Le soleil s'est délicatement levé au dessus d'une mer de nuages et ses premiers rayons ont éclairé d'un rouge tiède le dessus des cumulus et d'un orange mordoré les flancs des vallées au fond desquelles quelques lacs dispersaient leurs regards argentés dans les brumes matinales. Evidemment c'est un poil plus beau qu'une aube glauque dans une ruelle d'Aoyama quand je sors pas très clair d'une after bien décadente. Sauf que la pleine lune et le soleil levant n'étaient pas copains ce jour la et s'étaient mis dans des coins de ciel opposés, vu le froid ambiant, c'était un coup à choper un torticolis. J'ai dévoré un bol de ramen comme s'il s'agissait de la dernière invention de Robuchon en profitant de la vue émouvante et nous sommes repartis en sens inverse.
La descente s'est déroulée sans problème. A part nos deux amis japonais dont l'un s'était un peu tordu la cheville. Son stoïcisme m'a impressionné. Je ne crois pas que j'aurais réagi aussi bien. Un plâtre sur le dance floor c'est assez délicat à placer.

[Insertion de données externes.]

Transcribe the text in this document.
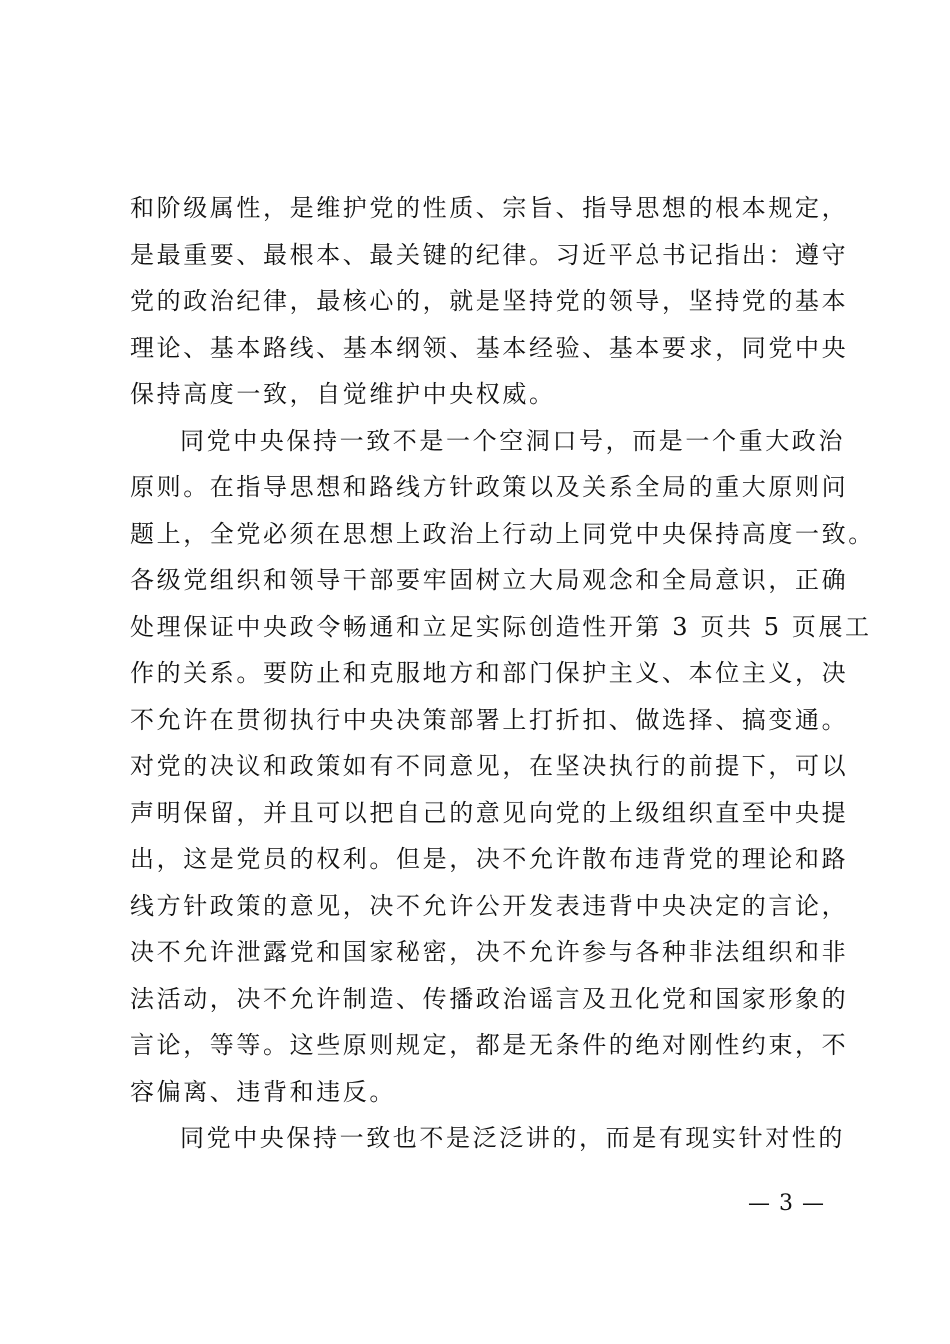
和阶级属性，是维护党的性质、宗旨、指导思想的根本规定，
是最重要、最根本、最关键的纪律。习近平总书记指出：遵守
党的政治纪律，最核心的，就是坚持党的领导，坚持党的基本
理论、基本路线、基本纲领、基本经验、基本要求，同党中央
保持高度一致，自觉维护中央权威。
同党中央保持一致不是一个空洞口号，而是一个重大政治
原则。在指导思想和路线方针政策以及关系全局的重大原则问
题上，全党必须在思想上政治上行动上同党中央保持高度一致。
各级党组织和领导干部要牢固树立大局观念和全局意识，正确
处理保证中央政令畅通和立足实际创造性开第 3 页共 5 页展工
作的关系。要防止和克服地方和部门保护主义、本位主义，决
不允许在贯彻执行中央决策部署上打折扣、做选择、搞变通。
对党的决议和政策如有不同意见，在坚决执行的前提下，可以
声明保留，并且可以把自己的意见向党的上级组织直至中央提
出，这是党员的权利。但是，决不允许散布违背党的理论和路
线方针政策的意见，决不允许公开发表违背中央决定的言论，
决不允许泄露党和国家秘密，决不允许参与各种非法组织和非
法活动，决不允许制造、传播政治谣言及丑化党和国家形象的
言论，等等。这些原则规定，都是无条件的绝对刚性约束，不
容偏离、违背和违反。
同党中央保持一致也不是泛泛讲的，而是有现实针对性的
— 3 —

Nous avons aussi récupéré certains participants dont la dernière marche à pied remontait à leur passage sous l'uniforme...
Notre arrivée en force au onsen a eu un succès fou. Nous avons réussi à faire fuir l'intégralité des clients. Les organisateurs en ont profite pour nous déclarer que c'était la première fois qu'on avait autant de marcheurs à l'aller qu'au retour ".
 
Nous n'avions même pas oublié les 2 japonais qui s'étaient perdus en achetant des omiyage ni la blonde qui avait lu "Guerre et Paix" puis "A la Recherche du Temps Perdu " dans l'onsen pendant que 45 français et 2 japonais attendaient bien gentiment en constatant que la bière après l'onsen et le Fuji finalement ca se laisse boire.

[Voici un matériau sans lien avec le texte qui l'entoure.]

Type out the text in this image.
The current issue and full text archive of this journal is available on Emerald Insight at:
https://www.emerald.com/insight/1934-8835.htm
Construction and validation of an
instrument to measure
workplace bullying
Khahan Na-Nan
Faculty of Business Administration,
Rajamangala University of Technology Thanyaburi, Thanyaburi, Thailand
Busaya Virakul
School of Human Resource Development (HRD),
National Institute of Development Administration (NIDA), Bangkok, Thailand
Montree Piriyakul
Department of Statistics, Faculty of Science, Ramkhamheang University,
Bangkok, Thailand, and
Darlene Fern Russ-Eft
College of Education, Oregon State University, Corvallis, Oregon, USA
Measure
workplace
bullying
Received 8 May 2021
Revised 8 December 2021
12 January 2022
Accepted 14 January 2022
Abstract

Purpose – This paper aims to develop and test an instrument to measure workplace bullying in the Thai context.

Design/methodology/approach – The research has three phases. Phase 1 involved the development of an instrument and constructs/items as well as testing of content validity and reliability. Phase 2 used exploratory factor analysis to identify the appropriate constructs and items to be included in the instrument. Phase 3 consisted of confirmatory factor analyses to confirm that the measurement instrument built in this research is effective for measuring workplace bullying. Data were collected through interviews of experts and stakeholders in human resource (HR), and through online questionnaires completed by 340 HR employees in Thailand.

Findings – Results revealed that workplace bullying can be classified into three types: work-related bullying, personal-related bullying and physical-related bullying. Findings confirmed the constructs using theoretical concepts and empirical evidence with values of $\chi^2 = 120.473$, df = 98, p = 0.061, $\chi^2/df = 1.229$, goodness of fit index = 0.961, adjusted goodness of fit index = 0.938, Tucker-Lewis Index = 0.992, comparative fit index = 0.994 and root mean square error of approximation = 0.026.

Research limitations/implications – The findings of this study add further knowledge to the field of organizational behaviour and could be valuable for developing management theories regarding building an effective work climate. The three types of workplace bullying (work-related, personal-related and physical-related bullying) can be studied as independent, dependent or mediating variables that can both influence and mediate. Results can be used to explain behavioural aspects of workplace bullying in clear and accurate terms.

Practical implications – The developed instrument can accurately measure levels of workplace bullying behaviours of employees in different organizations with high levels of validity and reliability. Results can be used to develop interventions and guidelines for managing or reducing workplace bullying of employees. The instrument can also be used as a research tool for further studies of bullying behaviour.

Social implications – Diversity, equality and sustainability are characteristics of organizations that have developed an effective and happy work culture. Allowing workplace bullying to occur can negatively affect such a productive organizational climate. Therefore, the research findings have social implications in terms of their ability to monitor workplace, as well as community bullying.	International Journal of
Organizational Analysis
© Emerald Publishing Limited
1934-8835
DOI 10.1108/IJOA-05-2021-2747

Dans l'autobus du retour, j'étais fier de moi et m'attendais à être félicité par les filles, mais elles n'en avaient que pour un blondinet bellâtre qu'elles chouchoutaient comme s'il était de retour d'Irak. A la question : " alors, ce soir, encore en boite? ", le blondinet a rétorqué : " moi, je fais tout, les boites et le mont Fuji ".

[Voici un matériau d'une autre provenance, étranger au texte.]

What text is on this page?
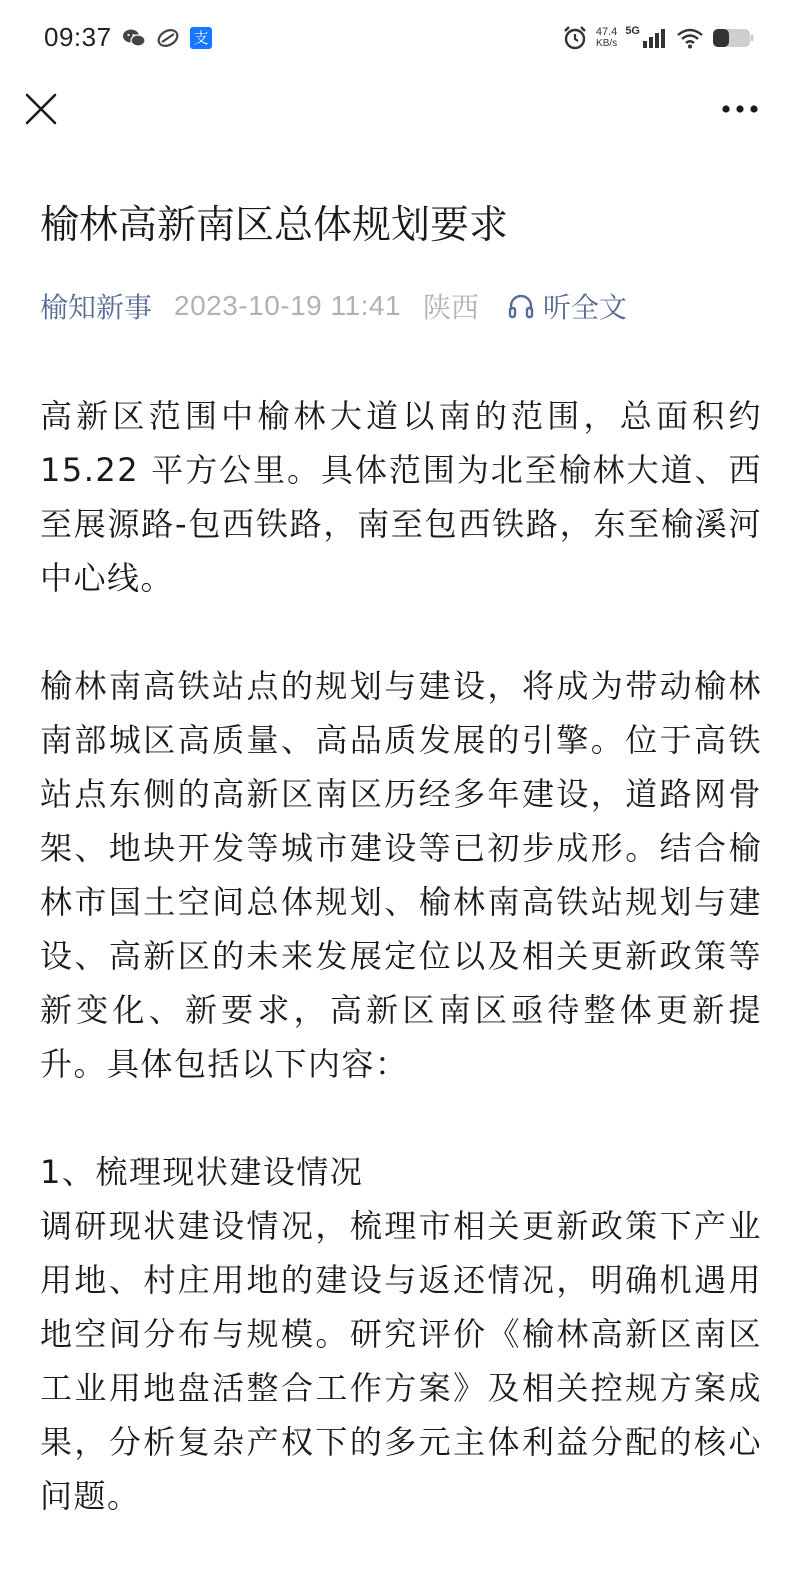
09:37	支	47.4
KB/s
5G
榆林高新南区总体规划要求
榆知新事 2023-10-19 11:41 陕西 听全文

高新区范围中榆林大道以南的范围，总面积约15.22 平方公里。具体范围为北至榆林大道、西至展源路-包西铁路，南至包西铁路，东至榆溪河中心线。

榆林南高铁站点的规划与建设，将成为带动榆林南部城区高质量、高品质发展的引擎。位于高铁站点东侧的高新区南区历经多年建设，道路网骨架、地块开发等城市建设等已初步成形。结合榆林市国土空间总体规划、榆林南高铁站规划与建设、高新区的未来发展定位以及相关更新政策等新变化、新要求，高新区南区亟待整体更新提升。具体包括以下内容：

1、梳理现状建设情况

调研现状建设情况，梳理市相关更新政策下产业用地、村庄用地的建设与返还情况，明确机遇用地空间分布与规模。研究评价《榆林高新区南区工业用地盘活整合工作方案》及相关控规方案成果，分析复杂产权下的多元主体利益分配的核心问题。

Je déteste être attaqué sur mon propre terrain, je me suis donc drapé dans ma cape de dignité invisible jusqu'a Tokyo. En retrouvant, le bitume et les vapeurs tokyoïtes, j'ai senti que quelque chose en moi avait changé et me suis demandé si je ne pourrais pas proposer une idée de reportage à mon irascible rédacteur en chef : un trek de quinze jours en Islande, sans savon, sans téléphone mobile, sans Krug, mais pas sans blondes. Lui, au moins, je réussirais à l'étonner.